Knowledge graphs have recently attracted significant attention from both industry and academia in scenarios that require exploiting large-scale heterogeneous data collections. They have witnessed numerous applications in a diverse range: from social media to the telecom industry. Thus, many companies in various industry sectors have started building and maintaining their own knowledge graph for internal use in the last few years. All of the applications of the graph involve reasoning over the heterogeneous relational data it stores, to infer novel information not already present. We refer to this process as knowledge graph completion.
However, modern knowledge graph data possesses an additional property that gives rise to a new challenge: the graphs can contain more than hundreds of millions of entities. When graph sizes reach high orders of magnitude a delicate balance between scalability with respect to model performance on one hand and scalability with respect to computational cost on the other might be required and such a model has yet to be proposed.
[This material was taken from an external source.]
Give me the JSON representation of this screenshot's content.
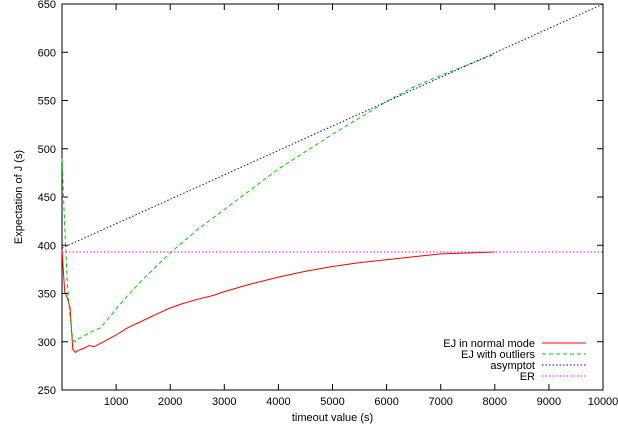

The work for this project presents an approach to constructing a model that generates meaningful graph representations while maintaining as significant scalability and prediction performance as possible. During preprocessing, network analysis techniques provided graph features, which are utilized by a novel graph embedding model that integrated local representations, obtained using standard and state-of-the-art techniques, into a global picture. Evaluation results showed that the approach performed significantly well on the link prediction and query answering tasks on Swisscom data, reproducing results reported in related work. Certain experiments on academic data confirmed the possibility for even further improvement through more focused research.